Dalam beberapa kasus,
terdapat juga hal-hal yang menyebabkan para bhikkhu
menjadi gugur masa vassa-nya. Hal-hal
itu adalah:
1.
para bhikkhu diganggu hewan-hewan liar,
perampok, atau makhluk halus;
2.
tempat tinggal
para bhikkhu terbakar atau tenggelam
karena banjir;
3.
para penyokong
kebutuhan bhikkhu meninggalkan tempat
mereka yang menyebabkan para bhikkhu
mengalami kesulitan dalam mengumpulkan makanan;
4.
hanya ada sedikit
persediaan makanan (dalam hal ini, para bhikkhu
harus berusaha bertahan, namun jika tidak bisa bertahan, maka diperkenankan
meninggalkan tempat itu);
5.
ada umat awam
yang menggoda bhikkhu; dan
6.
ada perpecahan Saṅgha di wilayah
lainnya.
Jika enam hal di atas
dapat diatasi dalam batas waktu tujuh hari, maka vassa para bhikkhu tidak
gagal. Namun, jika lewat dari tujuh hari, maka vassa para bhikkhu akan
gugur, namun mereka tidak jatuh dalam pelanggaran vinaya.
Masa Kaṭhina
Masa kaṭhina adalah
satu bulan setelah masa vassa
berakhir. Hal ini ditandai dengan pavāranā di hari terakhir tiga bulan musim hujan. Pada periode ini,
para bhikkhu sudah boleh melakukan
perjalanan atau pengembaraan lagi. Namun, para bhikkhu biasanya menggunakan masa ini untuk membuat jubah baru
sebagai pengganti jubah yang telah usang.

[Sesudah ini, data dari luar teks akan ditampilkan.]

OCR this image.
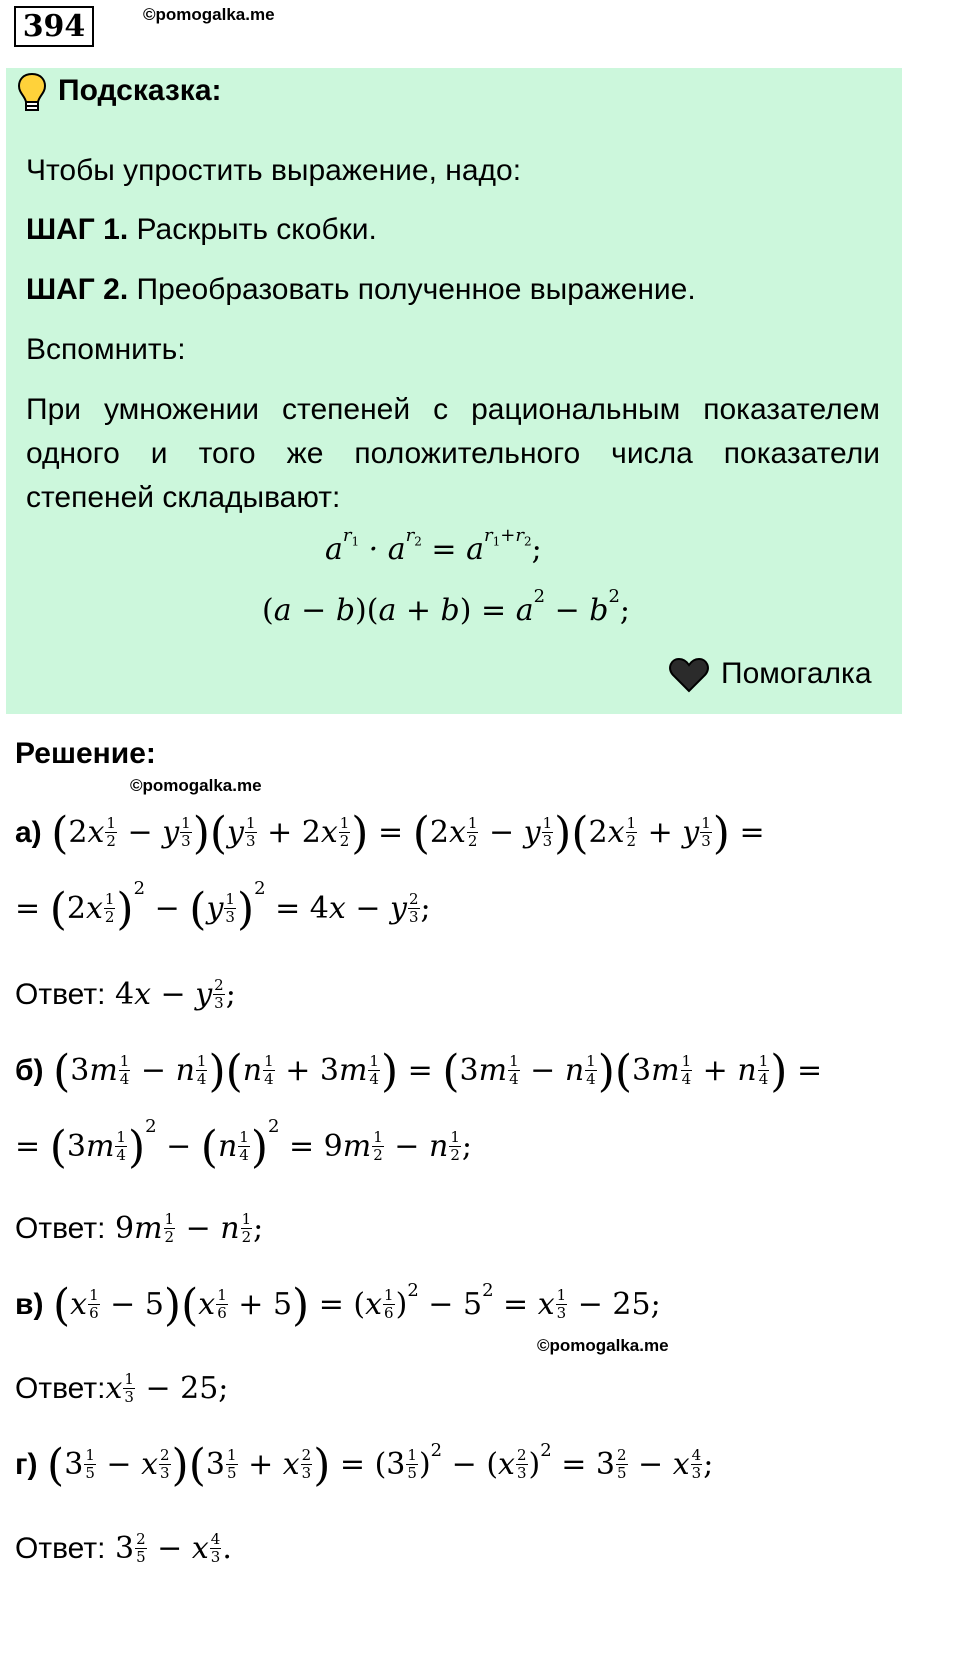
394	©pomogalka.me
Подсказка:
Чтобы упростить выражение, надо:
ШАГ 1. Раскрыть скобки.
ШАГ 2. Преобразовать полученное выражение.
Вспомнить:
При умножении степеней с рациональным показателем одного и того же положительного числа показатели степеней складывают:
$a^{r_1} \cdot a^{r_2} = a^{r_1+r_2}$;
$(a - b)(a + b) = a^2 - b^2$;
Помогалка
Решение:
©pomogalka.me
а) $(2x \frac{1}{2} - y \frac{1}{3} )(y \frac{1}{3} + 2x \frac{1}{2}$ ) = $(2x \frac{1}{2} - y \frac{1}{3} )(2x \frac{1}{2} + y \frac{1}{3}$ ) =
= $(2x \frac{1}{2} )^2 - (y \frac{1}{3} )^2 = 4x - y \frac{2}{3}$ ;
Ответ: 4x − y $\frac{2}{3}$ ;
б) $(3m \frac{1}{4} - n \frac{1}{4} )(n \frac{1}{4} + 3m \frac{1}{4}$ ) = $(3m \frac{1}{4} - n \frac{1}{4} )(3m \frac{1}{4} + n \frac{1}{4}$ ) =
= $(3m \frac{1}{4} )^2 - (n \frac{1}{4} )^2 = 9m \frac{1}{2} - n \frac{1}{2}$ ;
Ответ: $9m \frac{1}{2} - n \frac{1}{2}$ ;
в) $(x \frac{1}{6} - 5)(x \frac{1}{6} + 5) = (x \frac{1}{6} )^2 - 5^2 = x \frac{1}{3} - 25$;
©pomogalka.me
Ответ:x $\frac{1}{3} - 25$;
г) $(3 \frac{1}{5} - x \frac{2}{3} )(3 \frac{1}{5} + x \frac{2}{3}$ ) = $(3 \frac{1}{5} )^2 - (x \frac{2}{3} )^2 = 3 \frac{2}{5} - x \frac{4}{3}$ ;
Ответ: $3 \frac{2}{5} - x \frac{4}{3}$ .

Dalam hal ini, perlu diketahui
bahwa hanya para bhikkhu yang telah
menjalani masa vassa yang sempurna
yang dapat memjalani masa kaṭhina.
Meskipun pada masa ini, musim hujan belum lewat, tetapi intensitas hujan tidak
sesering pada saat masa vassa. Air
yang meggenang di jalan-jalan sudah mulai surut, dengan demikian para bhikkhu maupun masyarakat pada umumnya
sudah bisa memulai perjalanan dengan cukup nyaman.